The question remains: how do we tell Bizzflow how to connect to the data source if we may not tell it the password?
Luckily, Bizzflow comes armed with a security measure just for this use-case. Open your Flow UI and select Vault.
Click ➕ Create new...
, fill in ID
and Value
so that the id is something easily distinctible and relatable
to extractor configuration and value is our password "relational"
and save it.
The way we tell Bizzflow to look into the connection instead of just plainly using the password is by using a special
hash string #!#:{connection id}
, in our case this will be #!#:classicmodels
.
If you now paste your configuration into our config
key within the JSON file, it should look like this:
extractors/classicmodels.json
{
"type": "ex-mysql",
"config": {
"$schema": "https://gitlab.com/bizzflow-extractors/ex-mysql/-/raw/master/config.schema.json",
"user": "guest",
"password": "#!#:classicmodels",
"host": "relational.fit.cvut.cz",
"database": "classicmodels",
"query": {
"orderdetails": "SELECT * FROM `orderdetails`",
"orders": "SELECT * FROM `orders`",
"payments": "SELECT * FROM `payments`",
"products": "SELECT * FROM `products`",
"customers": "SELECT * FROM `customers`",
"productlines": "SELECT * FROM `productlines`",
"employees": "SELECT * FROM `employees`",
"offices": "SELECT * FROM `offices`"
}
}
}
If you commit the changes and merge them to master
branch of your Bizzflow project repository, you should be ready
to go along to your Airflow UI.
Running the task
Wait. It still looks like this, doesn’t it?
We wanted to add the extractor configuration, how is it possible, that the DAG is not there yet?

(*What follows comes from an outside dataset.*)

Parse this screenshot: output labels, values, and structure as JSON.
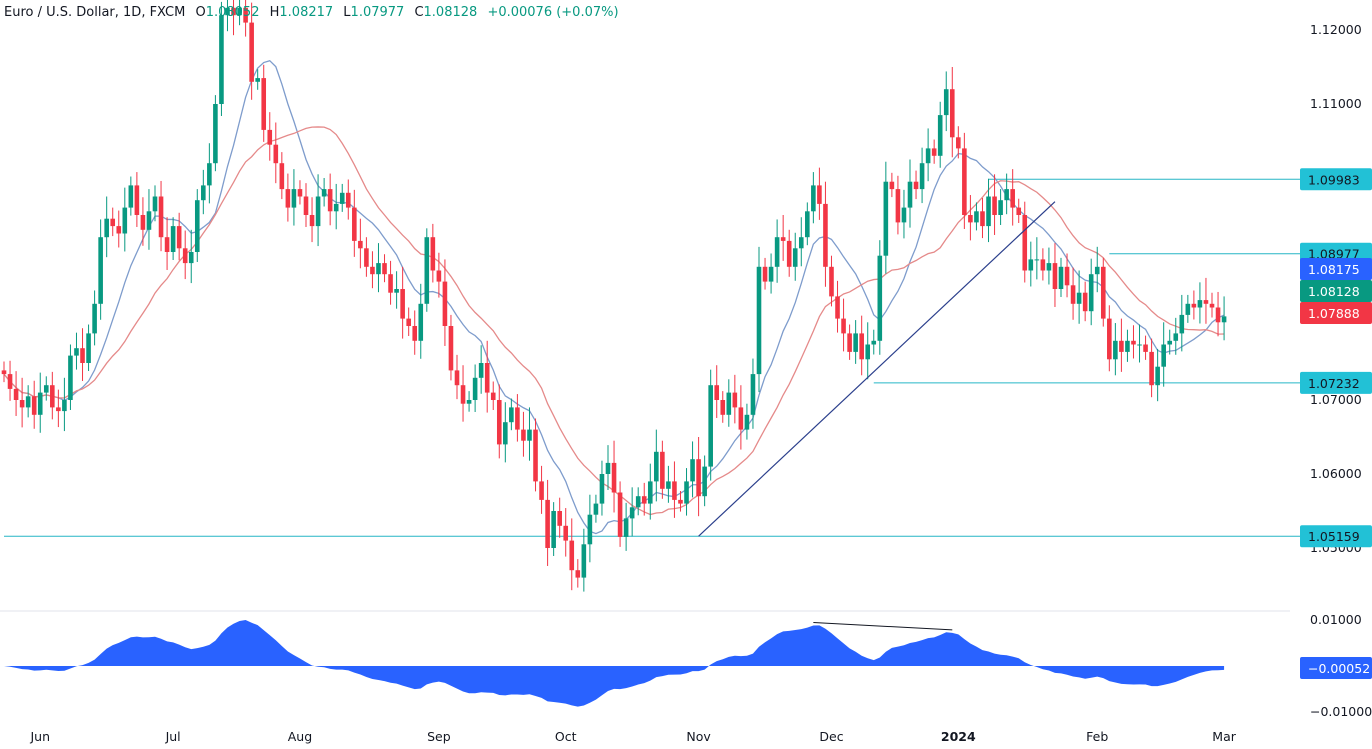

That’s right, we need to run 90_update_project
DAG first.
Click on the play button ▶
(Trigger DAG) on the line of the 90_update_project
DAG and confirm running it with
Trigger
button.
You should see a bright green circle on the 90_update_project
line:
90_update_project
is enabled - On
should be at the begining of the DAG’s line.Try refreshing the page after a while and you should now see the extractor DAG like this:
Again, the DAG will probably appear being
Off
, switch it toOn
right now.
Nothing should prevent us from running the component now. Click the play button ▶
(Trigger DAG) for our new
20_Extractor_ex-mysql_classicmodels
DAG and confirm again by clicking Trigger
. The extractor should now be
running. You can either check it via Consoles -> Latest tasks
or on the main Airflow UI screen by the light green
circle. Once the circle disappears (or the task status in Latest tasks
turns to success
), everything
should be done.
See the results
Go to Flow UI’s Storage page and click
Refresh Kexes
. Kex in_ex_mysql_classicmodels
should appear. When you click the kex name,
you should see the tables that the kex contains.
Well done
We have our extractor configuration, let’s take a deep breath and transform the 💩 out of our data!